Kidney disease patient and transplant recipient Steve Carrington has called for the illness to be better represented in the media as he feels other health issues take an unfair precedent
The retired business owner said that chronic kidney disease (CKD) does not receive the exposure it needs despite it affecting millions of people in Western countries.
The 58-year-old from Port Talbot added: “The modern world should be made aware how life-threatening CKD is and how it can kill you quicker than many cancers.”
For many there are no signs of illness until the latter stages meaning that, far too often, the disease is spotted when end-stage renal failure – a complete dysfunction of the kidneys – can soon follow.
Steve, who served in the Royal Navy, said that it is vital there is greater exposure so more people can be diagnosed at an earlier stage – as he was.
“I had a heart blip,” he added. “It was nothing serious but enough to have me hospitalised. It was then I was told I had only 30% kidney function.”
For many of those diagnosed, it is often routine testing which picks up the disease.
Steve said that doctors tried their best to keep his kidneys functioning properly but unfortunately they declined rapidly once they hit 16-17 percent filtration rate.
Steve underwent peritoneal dialysis (PD) – an alternative to direct blood dialysis, or haemodialysis, which removes harmful toxins directly from the bloodstream which build up as a result of the kidneys failing.
In PD, the patient’s peritoneal cavity is filled with a solution that absorbs the build-up. After some time the solution is drained, removing the harmful substances.
Steve said: “I thought having that pipe put in my abdomen was the worst experience of my life but changing the bag four times a day and carrying around all that fluid in my gut was agonising.”
After years of daily torment, Steve said he could no longer deal with the strains of PD.
He added: “One day, I could take no more,” he adds. “I marched into the kidney outpatient’s clinic and demanded they rip the pipe out of me.”
The next week he began haemodialysis where he would sit wired to a blood-filtering machine three times a week with each session taking four hours. “Sure I was constantly tired,” Steve adds. “But I was thankful to be alive.”

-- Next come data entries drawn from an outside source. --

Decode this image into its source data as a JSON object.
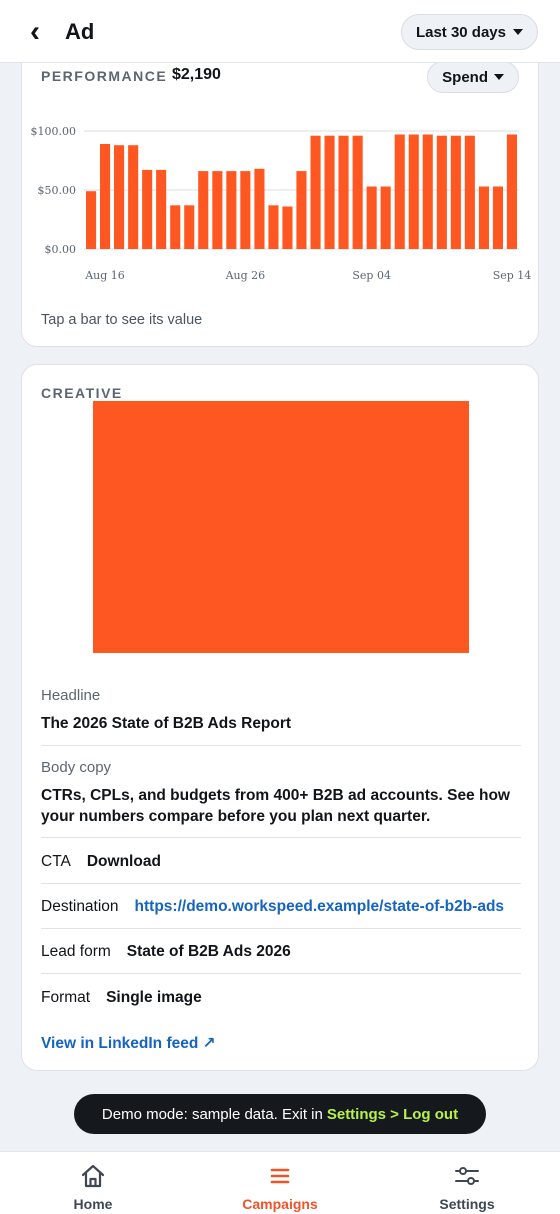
{
  "header": {
    "back_glyph": "‹",
    "title": "Ad",
    "range_label": "Last 30 days"
  },
  "performance": {
    "label": "PERFORMANCE",
    "total": "$2,190",
    "metric_label": "Spend",
    "hint": "Tap a bar to see its value",
    "accent": "#ff5722"
  },
  "chart_data": {
    "type": "bar",
    "title": "",
    "xlabel": "",
    "ylabel": "",
    "ylim": [
      0,
      100
    ],
    "y_ticks": [
      "$0.00",
      "$50.00",
      "$100.00"
    ],
    "x_tick_labels": [
      {
        "index": 1,
        "label": "Aug 16"
      },
      {
        "index": 11,
        "label": "Aug 26"
      },
      {
        "index": 20,
        "label": "Sep 04"
      },
      {
        "index": 30,
        "label": "Sep 14"
      }
    ],
    "categories": [
      "Aug 15",
      "Aug 16",
      "Aug 17",
      "Aug 18",
      "Aug 19",
      "Aug 20",
      "Aug 21",
      "Aug 22",
      "Aug 23",
      "Aug 24",
      "Aug 25",
      "Aug 26",
      "Aug 27",
      "Aug 28",
      "Aug 29",
      "Aug 30",
      "Aug 31",
      "Sep 01",
      "Sep 02",
      "Sep 03",
      "Sep 04",
      "Sep 05",
      "Sep 06",
      "Sep 07",
      "Sep 08",
      "Sep 09",
      "Sep 10",
      "Sep 11",
      "Sep 12",
      "Sep 13",
      "Sep 14"
    ],
    "values": [
      49,
      89,
      88,
      88,
      67,
      67,
      37,
      37,
      66,
      66,
      66,
      66,
      68,
      37,
      36,
      66,
      96,
      96,
      96,
      96,
      53,
      53,
      97,
      97,
      97,
      96,
      96,
      96,
      53,
      53,
      97
    ],
    "grid": true
  },
  "creative": {
    "label": "CREATIVE",
    "image_color": "#ff5722",
    "headline_label": "Headline",
    "headline": "The 2026 State of B2B Ads Report",
    "body_label": "Body copy",
    "body": "CTRs, CPLs, and budgets from 400+ B2B ad accounts. See how your numbers compare before you plan next quarter.",
    "cta_label": "CTA",
    "cta": "Download",
    "destination_label": "Destination",
    "destination": "https://demo.workspeed.example/state-of-b2b-ads",
    "lead_form_label": "Lead form",
    "lead_form": "State of B2B Ads 2026",
    "format_label": "Format",
    "format": "Single image",
    "view_link": "View in LinkedIn feed ↗"
  },
  "toast": {
    "text": "Demo mode: sample data. Exit in",
    "action": "Settings > Log out"
  },
  "nav": {
    "items": [
      {
        "label": "Home",
        "icon": "home-icon"
      },
      {
        "label": "Campaigns",
        "icon": "list-icon",
        "active": true
      },
      {
        "label": "Settings",
        "icon": "sliders-icon"
      }
    ],
    "active_color": "#f0532a"
  }
}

“Sure, I was constantly tired but I was thankful to be alive.”
After years of haemodialysis, Steve received the call that all end-stage renal patients long to hear.
“At 5.30 am, the phone rang,” he said. “They had a cadaveric kidney that matched up with me.
“I had the transplant. Six weeks of uncomfortable hell followed but it was worth it. Of course I still get tired but at least I’m off the dialysis.”
Steve said that he is now relatively healthy and happy with life in spite of the risk that his kidney function could easily deteriorate again.
He added:“After all, a kidney transplant is nothing but a portable dialysis machine. It can go wrong at any moment.”
However Steve said that he worries the general public are are not well enough aware of the disease which greatly affects his life.
He added: “How often do you see children with cancer on the television and in newspapers? All the time. But how often do you see young children or babies on dialysis?
“We need people to open their eyes about CKD.”
Retired nurse and fellow CKD patient Jill Morris echoed Steve’s thoughts.
The 56-year-old from Suffolk fluctuates between stage 4 and stage 5 of the disease, and narrowly avoided the need for a transplant which her sister planned to donate to her.
She said she understood why many diseases such as cancer receive the attention they do but feels more needs to be done to educate people of all ages of the dangers of kidney disease.
Jill added: “I feel the public are not aware of the long term effects of CKD. It needs more publicity.
“I don’t think they realise it is a death sentence much the same as cancer and heart disease, especially as it increases your chance of heart attack, stroke and other circulatory problems.”